## Purpose

## Return value

## Syntax

`=ISNUMBER(value)`

*value*- The value to check.

## How to use

The ISNUMBER function returns TRUE when a cell contains a number, and FALSE if not. You can use ISNUMBER to check that a cell contains a numeric value, or that the result of another function is a number.

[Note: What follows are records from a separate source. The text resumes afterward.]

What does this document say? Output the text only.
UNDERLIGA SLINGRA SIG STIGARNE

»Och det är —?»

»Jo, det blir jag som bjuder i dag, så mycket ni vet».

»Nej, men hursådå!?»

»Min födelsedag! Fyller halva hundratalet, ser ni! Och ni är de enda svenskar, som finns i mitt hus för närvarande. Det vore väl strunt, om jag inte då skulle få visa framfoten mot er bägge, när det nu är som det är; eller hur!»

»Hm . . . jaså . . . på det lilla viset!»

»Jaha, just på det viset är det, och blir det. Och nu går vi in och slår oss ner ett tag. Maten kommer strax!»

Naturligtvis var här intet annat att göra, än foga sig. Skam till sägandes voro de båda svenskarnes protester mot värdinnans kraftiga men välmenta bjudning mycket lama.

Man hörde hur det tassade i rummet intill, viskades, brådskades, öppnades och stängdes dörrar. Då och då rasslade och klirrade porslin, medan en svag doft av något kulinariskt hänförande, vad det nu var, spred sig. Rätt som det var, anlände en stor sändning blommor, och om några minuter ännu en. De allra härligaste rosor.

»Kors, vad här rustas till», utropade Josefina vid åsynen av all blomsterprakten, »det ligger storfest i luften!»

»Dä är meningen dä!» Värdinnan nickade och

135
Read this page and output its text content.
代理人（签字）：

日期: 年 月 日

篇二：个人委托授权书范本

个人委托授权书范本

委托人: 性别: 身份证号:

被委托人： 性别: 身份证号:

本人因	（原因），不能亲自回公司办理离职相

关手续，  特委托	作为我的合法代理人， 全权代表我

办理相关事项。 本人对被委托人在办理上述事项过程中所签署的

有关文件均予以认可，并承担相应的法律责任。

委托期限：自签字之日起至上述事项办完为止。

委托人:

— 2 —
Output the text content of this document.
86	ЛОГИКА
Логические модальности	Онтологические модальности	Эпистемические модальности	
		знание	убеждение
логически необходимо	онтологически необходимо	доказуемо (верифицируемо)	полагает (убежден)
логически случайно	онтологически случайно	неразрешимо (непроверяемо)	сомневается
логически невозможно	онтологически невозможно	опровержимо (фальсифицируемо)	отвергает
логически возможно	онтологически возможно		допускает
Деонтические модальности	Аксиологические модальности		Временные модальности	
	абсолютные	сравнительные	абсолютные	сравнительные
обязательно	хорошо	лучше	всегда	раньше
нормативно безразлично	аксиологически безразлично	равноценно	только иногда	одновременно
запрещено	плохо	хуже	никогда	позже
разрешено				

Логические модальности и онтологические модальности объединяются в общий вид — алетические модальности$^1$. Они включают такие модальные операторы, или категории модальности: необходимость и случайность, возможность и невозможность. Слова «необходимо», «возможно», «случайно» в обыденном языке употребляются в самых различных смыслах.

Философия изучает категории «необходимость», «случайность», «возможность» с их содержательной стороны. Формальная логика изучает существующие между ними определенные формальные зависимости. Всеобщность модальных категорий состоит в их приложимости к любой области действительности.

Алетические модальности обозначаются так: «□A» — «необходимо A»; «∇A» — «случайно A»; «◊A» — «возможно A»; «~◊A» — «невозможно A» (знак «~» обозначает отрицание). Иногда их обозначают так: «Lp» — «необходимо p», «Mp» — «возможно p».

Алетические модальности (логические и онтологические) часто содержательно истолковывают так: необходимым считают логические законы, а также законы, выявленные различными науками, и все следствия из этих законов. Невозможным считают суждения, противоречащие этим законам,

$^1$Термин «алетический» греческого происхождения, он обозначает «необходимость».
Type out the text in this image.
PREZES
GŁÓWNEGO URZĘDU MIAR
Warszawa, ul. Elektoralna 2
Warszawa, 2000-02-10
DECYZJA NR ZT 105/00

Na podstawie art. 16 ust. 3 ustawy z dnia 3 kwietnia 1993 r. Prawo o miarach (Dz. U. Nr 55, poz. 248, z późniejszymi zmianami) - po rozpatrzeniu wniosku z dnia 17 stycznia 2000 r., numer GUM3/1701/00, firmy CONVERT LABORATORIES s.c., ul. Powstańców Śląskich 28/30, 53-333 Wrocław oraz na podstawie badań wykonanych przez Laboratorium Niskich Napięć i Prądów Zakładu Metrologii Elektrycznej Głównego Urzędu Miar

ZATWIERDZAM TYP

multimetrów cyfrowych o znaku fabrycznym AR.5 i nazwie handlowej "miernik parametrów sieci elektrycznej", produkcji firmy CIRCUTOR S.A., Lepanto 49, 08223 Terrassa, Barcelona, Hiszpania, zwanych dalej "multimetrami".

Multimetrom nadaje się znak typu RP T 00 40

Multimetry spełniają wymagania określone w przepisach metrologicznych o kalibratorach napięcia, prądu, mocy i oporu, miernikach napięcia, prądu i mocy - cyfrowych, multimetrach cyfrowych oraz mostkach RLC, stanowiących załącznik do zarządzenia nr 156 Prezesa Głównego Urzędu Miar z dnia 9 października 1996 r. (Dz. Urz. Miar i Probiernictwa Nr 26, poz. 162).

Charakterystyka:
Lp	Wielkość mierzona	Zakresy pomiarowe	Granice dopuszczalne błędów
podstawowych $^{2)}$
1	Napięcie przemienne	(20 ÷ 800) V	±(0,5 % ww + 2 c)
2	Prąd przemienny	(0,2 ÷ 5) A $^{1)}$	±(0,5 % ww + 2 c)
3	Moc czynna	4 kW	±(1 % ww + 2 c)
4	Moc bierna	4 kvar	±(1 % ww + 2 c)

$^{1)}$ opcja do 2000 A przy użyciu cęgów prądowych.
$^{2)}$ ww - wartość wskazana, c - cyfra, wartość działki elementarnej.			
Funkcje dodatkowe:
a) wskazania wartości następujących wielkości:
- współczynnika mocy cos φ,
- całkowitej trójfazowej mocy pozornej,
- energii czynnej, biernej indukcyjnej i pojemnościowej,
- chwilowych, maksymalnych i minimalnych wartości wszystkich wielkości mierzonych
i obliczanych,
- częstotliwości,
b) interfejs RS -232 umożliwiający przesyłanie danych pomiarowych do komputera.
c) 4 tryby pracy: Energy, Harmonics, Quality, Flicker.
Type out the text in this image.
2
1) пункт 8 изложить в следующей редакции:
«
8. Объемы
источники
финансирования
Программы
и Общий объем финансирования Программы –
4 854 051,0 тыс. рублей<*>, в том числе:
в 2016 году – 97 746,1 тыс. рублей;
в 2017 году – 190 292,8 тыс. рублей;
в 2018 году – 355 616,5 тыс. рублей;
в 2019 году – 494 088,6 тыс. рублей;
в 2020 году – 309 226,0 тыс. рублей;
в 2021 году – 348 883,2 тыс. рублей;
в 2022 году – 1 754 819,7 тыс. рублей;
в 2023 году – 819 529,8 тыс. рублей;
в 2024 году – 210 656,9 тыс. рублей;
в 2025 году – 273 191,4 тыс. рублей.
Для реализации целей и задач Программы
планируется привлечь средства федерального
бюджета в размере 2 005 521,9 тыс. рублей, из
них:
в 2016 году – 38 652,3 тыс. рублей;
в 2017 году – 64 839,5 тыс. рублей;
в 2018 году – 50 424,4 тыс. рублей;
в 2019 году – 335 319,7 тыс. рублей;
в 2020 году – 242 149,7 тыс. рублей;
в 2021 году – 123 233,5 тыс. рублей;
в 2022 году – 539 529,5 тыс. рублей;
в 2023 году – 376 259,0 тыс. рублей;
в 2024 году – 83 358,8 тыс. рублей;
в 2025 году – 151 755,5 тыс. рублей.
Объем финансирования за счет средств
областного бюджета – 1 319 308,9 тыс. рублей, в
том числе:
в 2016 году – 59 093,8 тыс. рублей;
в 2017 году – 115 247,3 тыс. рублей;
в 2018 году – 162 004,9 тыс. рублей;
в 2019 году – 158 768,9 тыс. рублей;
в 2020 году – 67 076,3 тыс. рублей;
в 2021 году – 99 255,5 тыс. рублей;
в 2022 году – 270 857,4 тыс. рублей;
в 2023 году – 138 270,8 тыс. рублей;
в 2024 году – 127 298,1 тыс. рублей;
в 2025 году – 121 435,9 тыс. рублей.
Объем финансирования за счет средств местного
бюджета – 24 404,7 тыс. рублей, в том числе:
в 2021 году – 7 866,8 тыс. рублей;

The ISNUMBER function takes one argument, *value*, which can be a cell reference, a formula, or a hardcoded value. Typically, *value* is entered as a cell reference like A1. When *value* is a number, the ISNUMBER function will return TRUE. Otherwise, ISNUMBER will return FALSE.

### Examples

The ISNUMBER function returns TRUE if *value* is numeric:

```
=ISNUMBER("apple") // returns FALSE
=ISNUMBER(100) // returns TRUE
```

If cell A1 contains the number 100, ISNUMBER returns TRUE:

```
=ISNUMBER(A1) // returns TRUE
```

If a cell contains a formula, ISNUMBER checks the result of the formula:

```
=ISNUMBER(2+2) // returns TRUE
=ISNUMBER(2^3) // returns TRUE
=ISNUMBER(10 &" apples") // returns FALSE
```

Note: the ampersand (&) is the concatenation operator in Excel. When values are concatenated, the result is text.

### Count numeric values

To count cells in a range that contain numbers, you can use the SUMPRODUCT function like this:

```
=SUMPRODUCT(--ISNUMBER(range))
```

The double negative coerces the TRUE and FALSE results from ISNUMBER into 1s and 0s and SUMPRODUCT sums the result.